The opinion of the court was delivered by: The Honorable Percy Anderson, United States District Judge
Proceedings: IN CHAMBERS - ORDER
On March 7, 2011, this Court granted in part the Motion to Dismiss filed by defendants Golden West Savings Association Service Corporation, Wells Fargo Bank NA Corporation, and World Savings Bank ("Defendants"). In that order, the Court found that Plaintiff Javier Avalos' ("Plaintiff's") claims for violation of the Truth-in-Lending Act ("TILA") and the Real Estate Settlement Procedures Act ("RESPA") were time-barred. (Docket No. 17.) The Court also ordered Plaintiff to show cause why his TILA and RESPA claims against defendant Cal-Western Reconveyance Corporation should not be dismissed with prejudice, given that they also appeared to be time-barred. Plaintiff's response was due by March 14, 2011. The Court expressly warned Plaintiff that the "[f]ailure to file a response by that date may be deemed consent to the dismissal of these claims against Cal-Western with prejudice."
To date, the Court has not received any response from Plaintiff. As such, Plaintiff's TILA and RESPA claims against defendant Cal-Western Reconveyance Corporation are hereby dismissed with prejudice because they are barred by the statute of limitations.
The Court has supplemental jurisdiction over Plaintiff's remaining state law claims under 28 U.S.C. § 1367(a). Once supplemental jurisdiction has been established under § 1367(a), a district court "can decline to assert supplemental jurisdiction over a pendant claim only if one of the four categories specifically enumerated in section 1367(c) applies." Executive Software v. U.S. Dist. Court for the Cent. Dist. of Cal., 24 F.3d 1545, 1555--56 (9th Cir. 1994). The Court may decline supplemental jurisdiction under § 1367(c) if: "(1) the claim raises a novel or complex issue of State law, (2) the claim substantially predominates over the claim or claims over which the district court has original jurisdiction, (3) the district court dismissed all claims over which it has original jurisdiction, or (4) in exceptional circumstances, there are other compelling reasons for declining jurisdiction."

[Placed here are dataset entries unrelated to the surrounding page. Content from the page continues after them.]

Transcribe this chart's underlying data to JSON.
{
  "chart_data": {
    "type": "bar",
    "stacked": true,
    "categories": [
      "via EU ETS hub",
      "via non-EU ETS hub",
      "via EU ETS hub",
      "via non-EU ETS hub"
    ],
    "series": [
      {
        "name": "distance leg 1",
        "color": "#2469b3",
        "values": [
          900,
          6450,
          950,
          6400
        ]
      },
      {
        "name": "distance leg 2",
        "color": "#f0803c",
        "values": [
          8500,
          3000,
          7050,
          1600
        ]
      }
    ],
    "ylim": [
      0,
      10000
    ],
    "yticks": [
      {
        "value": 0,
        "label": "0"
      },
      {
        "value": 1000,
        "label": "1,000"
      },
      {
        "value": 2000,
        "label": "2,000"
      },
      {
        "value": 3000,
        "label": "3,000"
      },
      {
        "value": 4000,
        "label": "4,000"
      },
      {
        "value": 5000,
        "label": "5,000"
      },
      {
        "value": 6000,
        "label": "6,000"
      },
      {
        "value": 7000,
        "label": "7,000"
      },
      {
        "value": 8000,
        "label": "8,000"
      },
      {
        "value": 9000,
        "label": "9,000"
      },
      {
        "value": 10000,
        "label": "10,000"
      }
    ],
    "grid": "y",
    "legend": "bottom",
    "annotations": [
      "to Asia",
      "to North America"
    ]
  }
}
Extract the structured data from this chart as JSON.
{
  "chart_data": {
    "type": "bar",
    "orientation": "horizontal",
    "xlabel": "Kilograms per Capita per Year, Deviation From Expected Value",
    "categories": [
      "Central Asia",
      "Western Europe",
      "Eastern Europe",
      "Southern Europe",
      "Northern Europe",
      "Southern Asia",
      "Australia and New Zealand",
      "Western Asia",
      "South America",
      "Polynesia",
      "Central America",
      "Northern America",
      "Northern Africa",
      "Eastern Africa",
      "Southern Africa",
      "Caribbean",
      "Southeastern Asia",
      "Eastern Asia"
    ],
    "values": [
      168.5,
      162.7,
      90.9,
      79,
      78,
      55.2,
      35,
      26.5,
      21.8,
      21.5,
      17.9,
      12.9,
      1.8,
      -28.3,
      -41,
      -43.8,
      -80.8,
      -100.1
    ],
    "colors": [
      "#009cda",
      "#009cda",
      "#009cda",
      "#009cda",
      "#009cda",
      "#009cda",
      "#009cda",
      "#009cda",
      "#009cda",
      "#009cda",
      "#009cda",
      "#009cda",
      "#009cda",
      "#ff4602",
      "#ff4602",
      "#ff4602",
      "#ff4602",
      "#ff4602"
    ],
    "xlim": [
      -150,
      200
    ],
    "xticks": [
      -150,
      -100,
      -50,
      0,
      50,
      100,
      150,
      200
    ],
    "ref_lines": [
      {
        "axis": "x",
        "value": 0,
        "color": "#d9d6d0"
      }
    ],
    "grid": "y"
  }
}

Given that the Court has dismissed all of the federal claims over which it has original jurisdiction, the Court declines to exercise supplemental jurisdiction over Plaintiff's state law claims.
28 U.S.C. § 1367(c)(3). Accordingly, because this case was originally filed in Riverside County Superior Court, Plaintiffs' state law claims for violation of the California Rosenthal Act, quiet title, wrongful foreclosure, slander of title, civil conspiracy, unfair business practices in violation of California Business & Professions Code § 17200, imposition of a constructive trust, and fraud are remanded to Riverside County Superior Court, Case No. RIC10021816.